Vincent Cantin03:09:39

I am going to start implementing a (slow) reference version of the compute graph, as a proof-of-concept of the algorithms and diff-flow.

Vincent Cantin03:09:48

Here is a bit of the impl:

(def empty-subscription-tree {})

(defn subscribe-on-path [tree path subscriber]
  (if (seq path)
    (let [[path-element & path-rest] path]
      (update-in tree [:children path-element] subscribe-on-path path-rest subscriber))
    (update tree :subscribers (fnil conj #{}) subscriber)))

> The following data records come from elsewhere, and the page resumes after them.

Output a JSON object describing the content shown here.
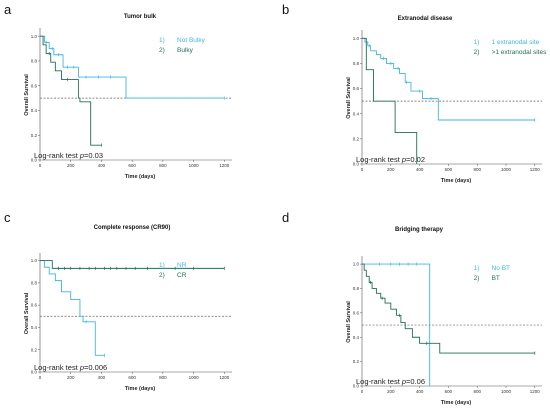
{
  "panels": [
    {
      "letter": "a",
      "title": "Tumor bulk",
      "xlabel": "Time (days)",
      "ylabel": "Overall Survival",
      "note_prefix": "Log-rank test ",
      "note_p": "p",
      "note_suffix": "=0.03",
      "legend": [
        {
          "num": "1)",
          "label": "Not Bulky",
          "color": "#3fb6e3"
        },
        {
          "num": "2)",
          "label": "Bulky",
          "color": "#1f6e5a"
        }
      ]
    },
    {
      "letter": "b",
      "title": "Extranodal disease",
      "xlabel": "Time (days)",
      "ylabel": "Overall Survival",
      "note_prefix": "Log-rank test ",
      "note_p": "p",
      "note_suffix": "=0.02",
      "legend": [
        {
          "num": "1)",
          "label": "1 extranodal site",
          "color": "#3fb6e3"
        },
        {
          "num": "2)",
          "label": ">1 extranodal sites",
          "color": "#1f6e5a"
        }
      ]
    },
    {
      "letter": "c",
      "title": "Complete response (CR90)",
      "xlabel": "Time (days)",
      "ylabel": "Overall Survival",
      "note_prefix": "Log-rank test ",
      "note_p": "p",
      "note_suffix": "=0.006",
      "legend": [
        {
          "num": "1)",
          "label": "NR",
          "color": "#3fb6e3"
        },
        {
          "num": "2)",
          "label": "CR",
          "color": "#1f6e5a"
        }
      ]
    },
    {
      "letter": "d",
      "title": "Bridging therapy",
      "xlabel": "Time (days)",
      "ylabel": "Overall Survival",
      "note_prefix": "Log-rank test ",
      "note_p": "p",
      "note_suffix": "=0.06",
      "legend": [
        {
          "num": "1)",
          "label": "No BT",
          "color": "#3fb6e3"
        },
        {
          "num": "2)",
          "label": "BT",
          "color": "#1f6e5a"
        }
      ]
    }
  ],
  "chart_data": [
    {
      "type": "line",
      "title": "Tumor bulk",
      "xlabel": "Time (days)",
      "ylabel": "Overall Survival",
      "xlim": [
        0,
        1250
      ],
      "ylim": [
        0,
        1.05
      ],
      "x_ticks": [
        0,
        200,
        400,
        600,
        800,
        1000,
        1200
      ],
      "y_ticks": [
        0.0,
        0.2,
        0.4,
        0.6,
        0.8,
        1.0
      ],
      "reference_line": 0.5,
      "series": [
        {
          "color": "#3fb6e3",
          "x": [
            0,
            30,
            60,
            90,
            150,
            250,
            540,
            560,
            1200
          ],
          "y": [
            1.0,
            0.95,
            0.9,
            0.85,
            0.75,
            0.67,
            0.67,
            0.5,
            0.5
          ],
          "censor_x": [
            40,
            80,
            120,
            180,
            220,
            300,
            380,
            460,
            1200
          ]
        },
        {
          "color": "#1f6e5a",
          "x": [
            0,
            20,
            40,
            70,
            100,
            140,
            200,
            250,
            260,
            330,
            400
          ],
          "y": [
            1.0,
            0.93,
            0.86,
            0.79,
            0.72,
            0.65,
            0.65,
            0.5,
            0.47,
            0.12,
            0.12
          ],
          "censor_x": [
            60,
            180,
            400
          ]
        }
      ]
    },
    {
      "type": "line",
      "title": "Extranodal disease",
      "xlabel": "Time (days)",
      "ylabel": "Overall Survival",
      "xlim": [
        0,
        1250
      ],
      "ylim": [
        0,
        1.05
      ],
      "x_ticks": [
        0,
        200,
        400,
        600,
        800,
        1000,
        1200
      ],
      "y_ticks": [
        0.0,
        0.2,
        0.4,
        0.6,
        0.8,
        1.0
      ],
      "reference_line": 0.5,
      "series": [
        {
          "color": "#3fb6e3",
          "x": [
            0,
            20,
            40,
            60,
            100,
            130,
            170,
            220,
            260,
            300,
            340,
            420,
            530,
            1200
          ],
          "y": [
            1.0,
            0.97,
            0.94,
            0.9,
            0.87,
            0.84,
            0.8,
            0.76,
            0.72,
            0.65,
            0.58,
            0.52,
            0.35,
            0.35
          ],
          "censor_x": [
            50,
            150,
            200,
            250,
            310,
            400,
            480,
            1200
          ]
        },
        {
          "color": "#1f6e5a",
          "x": [
            0,
            30,
            80,
            230,
            380
          ],
          "y": [
            1.0,
            0.75,
            0.5,
            0.25,
            0.0
          ],
          "censor_x": []
        }
      ]
    },
    {
      "type": "line",
      "title": "Complete response (CR90)",
      "xlabel": "Time (days)",
      "ylabel": "Overall Survival",
      "xlim": [
        0,
        1250
      ],
      "ylim": [
        0,
        1.05
      ],
      "x_ticks": [
        0,
        200,
        400,
        600,
        800,
        1000,
        1200
      ],
      "y_ticks": [
        0.0,
        0.2,
        0.4,
        0.6,
        0.8,
        1.0
      ],
      "reference_line": 0.5,
      "series": [
        {
          "color": "#3fb6e3",
          "x": [
            0,
            30,
            60,
            100,
            140,
            200,
            260,
            280,
            360,
            420
          ],
          "y": [
            1.0,
            0.94,
            0.88,
            0.82,
            0.72,
            0.65,
            0.5,
            0.45,
            0.15,
            0.15
          ],
          "censor_x": [
            300,
            420
          ]
        },
        {
          "color": "#1f6e5a",
          "x": [
            0,
            80,
            1200
          ],
          "y": [
            1.0,
            0.93,
            0.93
          ],
          "censor_x": [
            120,
            160,
            200,
            260,
            320,
            360,
            420,
            460,
            500,
            560,
            620,
            700,
            880,
            1000,
            1200
          ]
        }
      ]
    },
    {
      "type": "line",
      "title": "Bridging therapy",
      "xlabel": "Time (days)",
      "ylabel": "Overall Survival",
      "xlim": [
        0,
        1250
      ],
      "ylim": [
        0,
        1.05
      ],
      "x_ticks": [
        0,
        200,
        400,
        600,
        800,
        1000,
        1200
      ],
      "y_ticks": [
        0.0,
        0.2,
        0.4,
        0.6,
        0.8,
        1.0
      ],
      "reference_line": 0.5,
      "series": [
        {
          "color": "#3fb6e3",
          "x": [
            0,
            470,
            470
          ],
          "y": [
            1.0,
            1.0,
            0.0
          ],
          "censor_x": [
            120,
            200,
            260,
            320,
            380
          ]
        },
        {
          "color": "#1f6e5a",
          "x": [
            0,
            15,
            30,
            50,
            70,
            100,
            130,
            160,
            200,
            240,
            270,
            300,
            350,
            400,
            500,
            540,
            1200
          ],
          "y": [
            1.0,
            0.95,
            0.9,
            0.85,
            0.8,
            0.76,
            0.72,
            0.68,
            0.63,
            0.58,
            0.52,
            0.47,
            0.4,
            0.35,
            0.35,
            0.27,
            0.27
          ],
          "censor_x": [
            60,
            140,
            260,
            450,
            1200
          ]
        }
      ]
    }
  ]
}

(defn- update-coll-then-dissoc-empty [coll key f & args]
  (let [new-val (apply f (get coll key) args)]
    (if (seq new-val) ; new-val is assumed to be a collection
      (assoc coll key new-val)
      (dissoc coll key))))

(defn unsubscribe-from-path [tree path subscriber]
  (if (seq path)
    (let [[path-element & path-rest] path]
      (update-coll-then-dissoc-empty tree :children
        update-coll-then-dissoc-empty path-element
        unsubscribe-from-path path-rest subscriber))
    (update-coll-then-dissoc-empty tree :subscribers disj subscriber)))

;; Testing
#_ (-> empty-subscription-tree
       (subscribe-on-path [:user :first-name] 1)
       (subscribe-on-path [:user :last-name] 2))

; => {:children {:user {:children {:first-name {:subscribers #{1}}
;                                  :last-name {:subscribers #{2}}}}}}

#_ (-> *1
       (unsubscribe-from-path [:user :first-name] 1)
       (unsubscribe-from-path [:user :last-name] 2))
; => {}

Vincent Cantin03:09:59

— End of today’s brainstorming for me.